Já fazem 2 anos que me submeti ao tratamento. No início não senti nada! Pensei que algo tinha dado errado e até comecei a duvidar de meus outros amigos do voo e das maravilhas que eles falavam. Passaram-se 3 semanas e num dia que não prometia voo comecei a sentir um coisa estranha. Ao descolar começei a voar para a frente por uns 5 segundos para ver se achava algum local com sustentação. Não encontrei nada! Quando começei a fazer a curva para voltar para a encosta senti uma mudança no ar.

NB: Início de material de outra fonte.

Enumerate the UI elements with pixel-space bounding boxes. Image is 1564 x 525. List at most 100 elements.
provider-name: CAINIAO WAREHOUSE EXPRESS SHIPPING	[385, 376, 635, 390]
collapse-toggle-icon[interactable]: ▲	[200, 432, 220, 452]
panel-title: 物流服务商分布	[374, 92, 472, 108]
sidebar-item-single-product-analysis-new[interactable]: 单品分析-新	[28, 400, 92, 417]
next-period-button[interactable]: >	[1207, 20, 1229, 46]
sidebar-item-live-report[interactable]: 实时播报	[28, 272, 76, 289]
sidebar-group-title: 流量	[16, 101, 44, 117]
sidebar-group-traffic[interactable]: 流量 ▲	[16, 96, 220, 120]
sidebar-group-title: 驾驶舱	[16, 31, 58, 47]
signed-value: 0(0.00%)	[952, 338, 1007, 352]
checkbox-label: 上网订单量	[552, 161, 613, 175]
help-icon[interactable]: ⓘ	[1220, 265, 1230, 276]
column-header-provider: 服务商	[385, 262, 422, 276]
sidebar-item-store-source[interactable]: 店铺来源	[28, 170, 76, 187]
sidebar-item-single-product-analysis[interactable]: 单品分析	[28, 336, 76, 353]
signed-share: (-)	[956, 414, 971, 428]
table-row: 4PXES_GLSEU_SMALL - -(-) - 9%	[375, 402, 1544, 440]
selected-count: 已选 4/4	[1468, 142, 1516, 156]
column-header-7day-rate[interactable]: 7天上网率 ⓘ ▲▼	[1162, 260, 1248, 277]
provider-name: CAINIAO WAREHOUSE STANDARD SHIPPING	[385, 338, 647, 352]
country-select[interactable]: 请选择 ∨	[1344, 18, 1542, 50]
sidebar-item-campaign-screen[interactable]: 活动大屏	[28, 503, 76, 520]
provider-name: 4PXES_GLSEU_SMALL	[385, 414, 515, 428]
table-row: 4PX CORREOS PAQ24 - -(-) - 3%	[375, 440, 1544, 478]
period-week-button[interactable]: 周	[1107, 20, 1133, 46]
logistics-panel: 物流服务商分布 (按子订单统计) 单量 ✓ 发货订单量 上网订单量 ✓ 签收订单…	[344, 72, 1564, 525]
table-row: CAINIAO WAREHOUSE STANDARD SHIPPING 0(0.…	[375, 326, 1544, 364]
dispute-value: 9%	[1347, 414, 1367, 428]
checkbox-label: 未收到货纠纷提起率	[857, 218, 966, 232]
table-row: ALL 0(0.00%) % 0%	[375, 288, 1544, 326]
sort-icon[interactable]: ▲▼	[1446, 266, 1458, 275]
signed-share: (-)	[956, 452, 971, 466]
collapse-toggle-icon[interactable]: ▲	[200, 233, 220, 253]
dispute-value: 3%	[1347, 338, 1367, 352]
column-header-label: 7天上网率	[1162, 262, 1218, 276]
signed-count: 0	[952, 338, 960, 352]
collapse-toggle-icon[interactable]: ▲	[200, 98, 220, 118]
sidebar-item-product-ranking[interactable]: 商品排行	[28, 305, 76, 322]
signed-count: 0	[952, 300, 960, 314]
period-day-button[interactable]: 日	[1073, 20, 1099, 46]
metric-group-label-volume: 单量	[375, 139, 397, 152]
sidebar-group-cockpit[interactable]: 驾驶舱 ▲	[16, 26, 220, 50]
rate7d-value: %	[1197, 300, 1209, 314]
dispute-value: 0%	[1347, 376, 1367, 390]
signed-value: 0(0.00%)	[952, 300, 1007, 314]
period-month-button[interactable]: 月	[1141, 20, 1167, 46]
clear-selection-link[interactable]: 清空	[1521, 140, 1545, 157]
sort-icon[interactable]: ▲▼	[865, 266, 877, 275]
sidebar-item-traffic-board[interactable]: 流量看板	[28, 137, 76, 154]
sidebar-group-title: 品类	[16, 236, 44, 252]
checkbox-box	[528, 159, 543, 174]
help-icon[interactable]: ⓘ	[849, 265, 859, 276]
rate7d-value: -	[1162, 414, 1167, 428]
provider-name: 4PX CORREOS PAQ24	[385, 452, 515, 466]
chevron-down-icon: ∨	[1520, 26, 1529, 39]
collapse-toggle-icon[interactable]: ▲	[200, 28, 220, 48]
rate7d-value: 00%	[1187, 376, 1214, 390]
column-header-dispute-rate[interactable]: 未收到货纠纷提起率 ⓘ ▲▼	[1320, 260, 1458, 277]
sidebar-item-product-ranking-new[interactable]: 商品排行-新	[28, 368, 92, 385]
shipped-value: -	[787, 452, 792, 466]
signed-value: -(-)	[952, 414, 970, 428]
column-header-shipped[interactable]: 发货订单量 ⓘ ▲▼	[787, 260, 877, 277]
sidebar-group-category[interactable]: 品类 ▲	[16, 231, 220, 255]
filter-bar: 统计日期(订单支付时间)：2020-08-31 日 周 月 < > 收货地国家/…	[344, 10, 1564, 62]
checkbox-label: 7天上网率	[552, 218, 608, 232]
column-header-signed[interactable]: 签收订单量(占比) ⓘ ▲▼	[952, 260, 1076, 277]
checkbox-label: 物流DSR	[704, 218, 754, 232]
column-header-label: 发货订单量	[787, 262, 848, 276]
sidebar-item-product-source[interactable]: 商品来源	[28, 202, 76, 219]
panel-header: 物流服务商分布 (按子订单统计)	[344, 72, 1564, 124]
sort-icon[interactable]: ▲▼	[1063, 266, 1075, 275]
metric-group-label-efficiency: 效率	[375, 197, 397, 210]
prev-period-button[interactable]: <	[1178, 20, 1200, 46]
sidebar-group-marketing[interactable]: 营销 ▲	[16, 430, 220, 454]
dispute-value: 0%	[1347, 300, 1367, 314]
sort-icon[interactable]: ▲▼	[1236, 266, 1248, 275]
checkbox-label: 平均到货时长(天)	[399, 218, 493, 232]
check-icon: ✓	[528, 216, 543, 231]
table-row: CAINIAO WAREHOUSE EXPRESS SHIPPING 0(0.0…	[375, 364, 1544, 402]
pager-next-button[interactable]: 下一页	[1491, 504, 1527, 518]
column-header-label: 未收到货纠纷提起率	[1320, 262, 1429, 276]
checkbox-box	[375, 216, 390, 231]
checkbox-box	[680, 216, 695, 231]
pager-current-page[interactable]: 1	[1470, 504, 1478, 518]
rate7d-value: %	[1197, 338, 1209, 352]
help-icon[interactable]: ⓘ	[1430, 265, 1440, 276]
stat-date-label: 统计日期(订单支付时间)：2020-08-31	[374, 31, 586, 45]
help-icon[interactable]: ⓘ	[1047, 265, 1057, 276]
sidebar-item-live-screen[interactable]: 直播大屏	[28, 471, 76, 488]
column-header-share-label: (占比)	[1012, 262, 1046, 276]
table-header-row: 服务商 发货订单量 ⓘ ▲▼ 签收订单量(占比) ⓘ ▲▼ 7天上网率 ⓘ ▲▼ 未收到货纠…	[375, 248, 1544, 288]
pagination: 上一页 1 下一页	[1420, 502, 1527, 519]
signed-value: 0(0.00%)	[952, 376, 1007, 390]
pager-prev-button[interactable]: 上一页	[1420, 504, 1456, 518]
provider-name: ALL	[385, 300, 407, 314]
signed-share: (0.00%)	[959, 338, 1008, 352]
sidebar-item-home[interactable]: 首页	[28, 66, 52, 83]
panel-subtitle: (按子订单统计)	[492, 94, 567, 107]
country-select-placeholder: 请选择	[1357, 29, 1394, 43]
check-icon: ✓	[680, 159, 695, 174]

Ele parecia ter ficado um pouco mais quente e a cada metro que eu avançava para frente mais ele esquentava. Meu variómetro não marcava nada, mas eu sabia que alguma coisa estava acontecendo ali na frente.
Dez segundos depois senti a pressão do ar que me levava para cima e o vário começou a apitar. Era como se tivesse sido minha primeira termica. Eu sabia que ela estava ali à frente. Como eu sabia? Não sei, mas eu tinha certeza que ela estava por lá. Algumas horas depois do voo lembrei de ter sentido um aumento de temperatura, será que eu tinha sido "convertido" finalmente?
As semanas foram passando e as mudanças começaram a ficar muito mais visíveis. Mesmo não voando eu sabia onde as térmicas estavam sendo geradas e para onde elas se deslocavam. Isso até me irritava, pois eu estava dentro da cidade e tinha absoluta certeza que se estivesse com minha roupa de voo chegaria ao meu destino muito mais rapidamente que de carro ou a pé.
No fim de semana começava a minha glória! Eu não era mais um simples mortal! Tinha me tornado finalmente um ser do céus. Eu ainda não era um pássaro, mas já me considerava como um. As 10 horas da manhã eu já podia lançar-me aos céus e ficar a voar por horas a fio. Mesmo que as condições piorassem, eu tinha plena consciência disso e voltava a aterrar na rampa antes que tivesse que obrigatoriamente ir para a aterragem.
Bem, chega de lembranças! Vou descolar...
Texto escrito por um piloto Brasileiro desconhecido.